Apa yang disebut ulama dalam buku Zaman ini ialah kelas sosial dalam masyarakat Islam yang mendasarkan legitimasi sosialnya pada peran intelektual sebagai penerus tradisi pemikiran yang berasal dari Islam klasik. Medium melalui mana kelas sosial ini melakukan transmisi intelektual adalah madrasah. Diskursus utama yang dikembangkan oleh kelas sosial ini ialah kajian ilmu agama/Islam dengan metode tertentu. Dalam konteks madrasah yang berkembang di India dan Pakistan, salah satu contoh penting dari tradisi ini digambarkan melalui kurikulum yang disebut dengan dars-i nizami yang mula-mula diadopsi oleh lembaga pendidikan yang didirikan oleh keluarga Firangi Mahall, di bawah pengaruh Mulla Nizam al-Din Muhammad (w. 1748). Kurikulum ini kemudian luas dipakai oleh semua madrasah tradisional di India dan Pakistan, meskipun terus mengalami modifikasi. Ada tiga ilmu utama yang dipelajari dalam kurikulum ini: pertama al-‘ulum al-naqliyyah (ilmu-ilmu tradisional seperti tafsir, hadis, fikih, kalam, dan ilmu-ilmu pembantunya [ancillary knowldgeses] seperti morfologi [sharf], sintaksis [nahw], retorika [balaghah]), al-‘ulum al-‘aqliyyah (ilmu-ilmu rasional, seperti falsafah dan logika), dan tasawwuf (mistik Islam).

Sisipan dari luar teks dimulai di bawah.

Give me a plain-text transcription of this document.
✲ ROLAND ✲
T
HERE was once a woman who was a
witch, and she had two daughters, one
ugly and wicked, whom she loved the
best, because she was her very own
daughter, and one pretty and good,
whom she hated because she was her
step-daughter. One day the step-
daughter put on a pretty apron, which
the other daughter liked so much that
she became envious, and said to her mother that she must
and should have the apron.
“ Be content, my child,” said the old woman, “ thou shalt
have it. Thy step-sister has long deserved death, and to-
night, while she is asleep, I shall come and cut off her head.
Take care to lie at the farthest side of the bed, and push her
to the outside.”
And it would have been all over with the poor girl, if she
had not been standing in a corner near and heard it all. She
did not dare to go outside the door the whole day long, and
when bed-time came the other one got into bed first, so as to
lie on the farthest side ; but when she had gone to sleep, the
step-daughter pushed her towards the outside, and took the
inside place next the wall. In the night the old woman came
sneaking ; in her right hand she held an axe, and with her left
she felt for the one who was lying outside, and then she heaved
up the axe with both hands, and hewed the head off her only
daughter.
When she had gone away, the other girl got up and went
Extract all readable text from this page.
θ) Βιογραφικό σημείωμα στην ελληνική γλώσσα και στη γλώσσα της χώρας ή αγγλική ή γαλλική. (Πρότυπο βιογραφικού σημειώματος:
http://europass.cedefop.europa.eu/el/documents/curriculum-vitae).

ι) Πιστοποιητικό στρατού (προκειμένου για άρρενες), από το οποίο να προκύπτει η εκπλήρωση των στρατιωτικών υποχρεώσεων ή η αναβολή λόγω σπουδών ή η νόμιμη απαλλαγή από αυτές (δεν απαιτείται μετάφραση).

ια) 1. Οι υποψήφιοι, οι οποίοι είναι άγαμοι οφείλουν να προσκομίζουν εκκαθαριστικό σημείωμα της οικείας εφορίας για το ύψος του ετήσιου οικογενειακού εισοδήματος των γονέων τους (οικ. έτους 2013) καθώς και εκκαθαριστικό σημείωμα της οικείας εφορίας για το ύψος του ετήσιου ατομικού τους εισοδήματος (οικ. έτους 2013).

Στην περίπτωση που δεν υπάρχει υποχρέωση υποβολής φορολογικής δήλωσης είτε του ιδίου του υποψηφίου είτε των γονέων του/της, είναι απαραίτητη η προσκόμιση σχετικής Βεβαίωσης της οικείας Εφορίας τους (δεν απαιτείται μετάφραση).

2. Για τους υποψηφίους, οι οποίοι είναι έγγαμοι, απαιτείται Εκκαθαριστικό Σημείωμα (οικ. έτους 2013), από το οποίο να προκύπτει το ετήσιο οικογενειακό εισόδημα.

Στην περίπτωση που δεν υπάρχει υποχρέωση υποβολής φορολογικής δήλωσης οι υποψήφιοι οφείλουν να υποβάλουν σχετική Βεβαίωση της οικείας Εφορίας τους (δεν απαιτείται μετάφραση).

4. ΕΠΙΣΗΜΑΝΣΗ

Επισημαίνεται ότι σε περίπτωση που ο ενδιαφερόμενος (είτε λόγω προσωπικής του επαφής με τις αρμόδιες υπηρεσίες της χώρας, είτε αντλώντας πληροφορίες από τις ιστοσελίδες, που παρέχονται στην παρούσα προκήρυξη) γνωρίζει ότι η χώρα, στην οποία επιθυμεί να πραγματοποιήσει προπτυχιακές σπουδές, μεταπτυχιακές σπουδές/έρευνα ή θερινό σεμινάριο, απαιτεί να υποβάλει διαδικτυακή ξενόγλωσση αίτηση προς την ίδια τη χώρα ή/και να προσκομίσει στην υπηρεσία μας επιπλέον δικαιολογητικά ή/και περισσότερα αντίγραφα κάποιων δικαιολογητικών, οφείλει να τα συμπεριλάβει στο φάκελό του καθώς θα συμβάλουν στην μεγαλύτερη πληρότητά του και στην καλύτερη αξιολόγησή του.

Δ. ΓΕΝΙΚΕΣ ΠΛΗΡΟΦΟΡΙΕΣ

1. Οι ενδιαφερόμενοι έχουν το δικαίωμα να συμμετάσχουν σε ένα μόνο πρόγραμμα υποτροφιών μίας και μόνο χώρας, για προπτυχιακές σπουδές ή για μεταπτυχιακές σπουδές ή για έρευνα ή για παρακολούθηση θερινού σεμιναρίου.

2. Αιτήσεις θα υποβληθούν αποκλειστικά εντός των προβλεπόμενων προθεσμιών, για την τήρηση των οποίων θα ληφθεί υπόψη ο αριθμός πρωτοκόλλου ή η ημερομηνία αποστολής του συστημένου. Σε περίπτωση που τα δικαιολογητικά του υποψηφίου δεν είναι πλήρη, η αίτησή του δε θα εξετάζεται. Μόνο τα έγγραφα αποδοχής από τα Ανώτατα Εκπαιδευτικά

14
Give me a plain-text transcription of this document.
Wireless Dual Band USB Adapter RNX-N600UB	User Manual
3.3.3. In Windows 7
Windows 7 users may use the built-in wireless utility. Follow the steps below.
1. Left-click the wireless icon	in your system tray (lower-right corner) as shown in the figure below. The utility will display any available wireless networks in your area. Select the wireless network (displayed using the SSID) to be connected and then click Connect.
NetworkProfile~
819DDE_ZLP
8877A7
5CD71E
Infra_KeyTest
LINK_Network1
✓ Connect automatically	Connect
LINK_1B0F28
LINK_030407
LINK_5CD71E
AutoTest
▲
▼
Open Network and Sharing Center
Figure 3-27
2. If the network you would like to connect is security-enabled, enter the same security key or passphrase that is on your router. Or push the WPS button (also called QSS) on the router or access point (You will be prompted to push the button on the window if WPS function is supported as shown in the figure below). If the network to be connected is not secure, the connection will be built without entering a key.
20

Sejak bermulanya era kolonial Islam di dunia Islam, lembaga ulama dan madrasah mengalami tekanan yang luar biasa. Zaman, dalam bukuny ini, membahas sejumlah tantangan yang dihadapi oleh dua institusi ini di India dan Pakistan – fenomena yang tampaknya dengan derajat yang berbeda-beda kita jumpai di berbagai negeri Islam yang lain. Tantang pertama tentunya adalah dari pemerintah kolonial sendiri, yakni pemerintah kolonial Inggris di India. Kebijakan pendidikan pemerintah kolonial Inggris di India didasarkan pada dua fondasi utama. Yang pertama adalah pemisahan antara ilmu-ilmu agama dan ilmu-ilmu sekular yang, dalam kaca mata administratur kolonial, “bermanfaat”. Pemisahan ini tentu berasal dari redefinisi terhadap pengertian “religion” dalam masyarakat Eropa setelah Era Pencerahan. Kedua, lembaga pendidikan hanya berkewajiban untuk mengajarkan ilmu-ilmu yang bermanfaat (useful).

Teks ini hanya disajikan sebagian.